Principle:Microsoft BIPIA Tokenizer And Model Preparation
| Field | Value |
|---|---|
| Sources | BIPIA paper |
| Domains | NLP, Model_Architecture, Defense |
| Last Updated | 2026-02-14 |
Overview
A model preparation methodology that extends a pretrained LLM's vocabulary with special boundary tokens and resizes its embeddings to enable content-aware prompt processing for defense against indirect prompt injection.
Description
White-box defense against indirect prompt injection requires the model to distinguish between trusted instructions issued by the user and untrusted external content retrieved from third-party sources. This principle is realized by adding special <data> and </data> tokens to the tokenizer vocabulary. These tokens do not exist in the original pretrained vocabulary, so the model's embedding layers (both input and output) must be resized to accommodate the new vocabulary size.
New token embeddings are initialized to the average of all existing embeddings. This provides a reasonable starting point for finetuning: the new vectors sit near the centroid of the existing embedding space rather than at random or zero-valued positions. As a result, the model does not suffer catastrophic degradation during the early steps of finetuning.
This approach gives the model an explicit, structured signal for content boundaries rather than relying on implicit prompt formatting conventions (such as triple quotes or natural-language delimiters) that an attacker can easily mimic or subvert.
Usage
Use this principle when preparing a pretrained LLM for white-box defense finetuning. The special boundary tokens create a structured signal that the model can learn to attend to during the finetuning phase. By encoding content boundaries directly into the tokenizer vocabulary, the defense mechanism becomes part of the model's representational capacity rather than an external post-processing step.
Theoretical Basis
Vocabulary extension adds new token IDs to the tokenizer. If the original vocabulary size is V, adding k special tokens yields a new vocabulary of size V + k.
Embedding resizing extends the weight matrices of both the input embedding layer and the output projection (language model head) from dimensions (V, d) to (V + k, d), where d is the hidden dimension of the model.
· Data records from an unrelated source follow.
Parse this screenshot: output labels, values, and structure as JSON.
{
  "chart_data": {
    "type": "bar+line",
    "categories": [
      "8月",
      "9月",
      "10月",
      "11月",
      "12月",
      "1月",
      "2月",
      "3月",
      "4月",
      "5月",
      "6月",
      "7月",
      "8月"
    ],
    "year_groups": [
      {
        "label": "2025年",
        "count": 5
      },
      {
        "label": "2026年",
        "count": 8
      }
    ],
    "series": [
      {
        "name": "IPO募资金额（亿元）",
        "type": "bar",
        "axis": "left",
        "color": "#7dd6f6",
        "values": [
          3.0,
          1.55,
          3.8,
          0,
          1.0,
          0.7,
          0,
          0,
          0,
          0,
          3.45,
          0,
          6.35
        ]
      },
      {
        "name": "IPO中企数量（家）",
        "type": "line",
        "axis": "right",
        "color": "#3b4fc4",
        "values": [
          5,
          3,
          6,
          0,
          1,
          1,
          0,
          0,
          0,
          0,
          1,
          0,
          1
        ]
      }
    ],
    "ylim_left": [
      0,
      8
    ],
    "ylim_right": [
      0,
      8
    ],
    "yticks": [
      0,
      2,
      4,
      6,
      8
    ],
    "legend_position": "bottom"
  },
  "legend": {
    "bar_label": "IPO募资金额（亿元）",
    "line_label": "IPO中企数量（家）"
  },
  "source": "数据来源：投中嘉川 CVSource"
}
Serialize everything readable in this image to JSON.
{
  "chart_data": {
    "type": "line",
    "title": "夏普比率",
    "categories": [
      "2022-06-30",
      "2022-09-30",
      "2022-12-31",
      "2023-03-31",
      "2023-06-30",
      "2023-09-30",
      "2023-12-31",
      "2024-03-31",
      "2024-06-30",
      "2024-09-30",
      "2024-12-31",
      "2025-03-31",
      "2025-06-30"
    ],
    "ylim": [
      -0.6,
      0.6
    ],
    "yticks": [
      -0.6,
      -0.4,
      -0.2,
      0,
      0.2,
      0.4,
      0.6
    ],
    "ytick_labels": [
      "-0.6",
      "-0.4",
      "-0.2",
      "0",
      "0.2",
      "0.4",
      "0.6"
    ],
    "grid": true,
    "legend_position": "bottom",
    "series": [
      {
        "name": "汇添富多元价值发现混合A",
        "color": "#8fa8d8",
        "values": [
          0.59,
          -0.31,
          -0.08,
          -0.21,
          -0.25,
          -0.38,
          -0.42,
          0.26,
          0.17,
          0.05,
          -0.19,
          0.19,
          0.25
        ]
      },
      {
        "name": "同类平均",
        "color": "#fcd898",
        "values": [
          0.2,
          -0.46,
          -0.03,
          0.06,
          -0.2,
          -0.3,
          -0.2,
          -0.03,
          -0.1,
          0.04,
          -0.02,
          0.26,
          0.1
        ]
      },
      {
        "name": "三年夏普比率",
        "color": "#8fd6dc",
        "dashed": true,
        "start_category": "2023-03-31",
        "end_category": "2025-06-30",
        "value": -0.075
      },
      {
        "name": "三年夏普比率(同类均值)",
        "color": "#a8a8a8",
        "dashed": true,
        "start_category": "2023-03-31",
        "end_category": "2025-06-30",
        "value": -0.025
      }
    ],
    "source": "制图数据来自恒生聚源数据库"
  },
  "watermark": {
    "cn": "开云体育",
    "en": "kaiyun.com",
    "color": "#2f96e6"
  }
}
Average initialization computes the new embedding vectors as:
new_emb = mean(existing_embeddings, dim=0)
This ensures the new tokens start in a reasonable region of the embedding space (near the centroid) rather than at random values. Starting from random initialization could cause large, unpredictable gradients in the early finetuning steps, potentially destabilizing training.
The <data> and </data> tokens act as structured markers analogous to HTML tags, providing explicit content boundaries that the model can learn to recognize. Unlike natural-language delimiters, these tokens occupy unique positions in the vocabulary and cannot be confused with ordinary text produced by an attacker.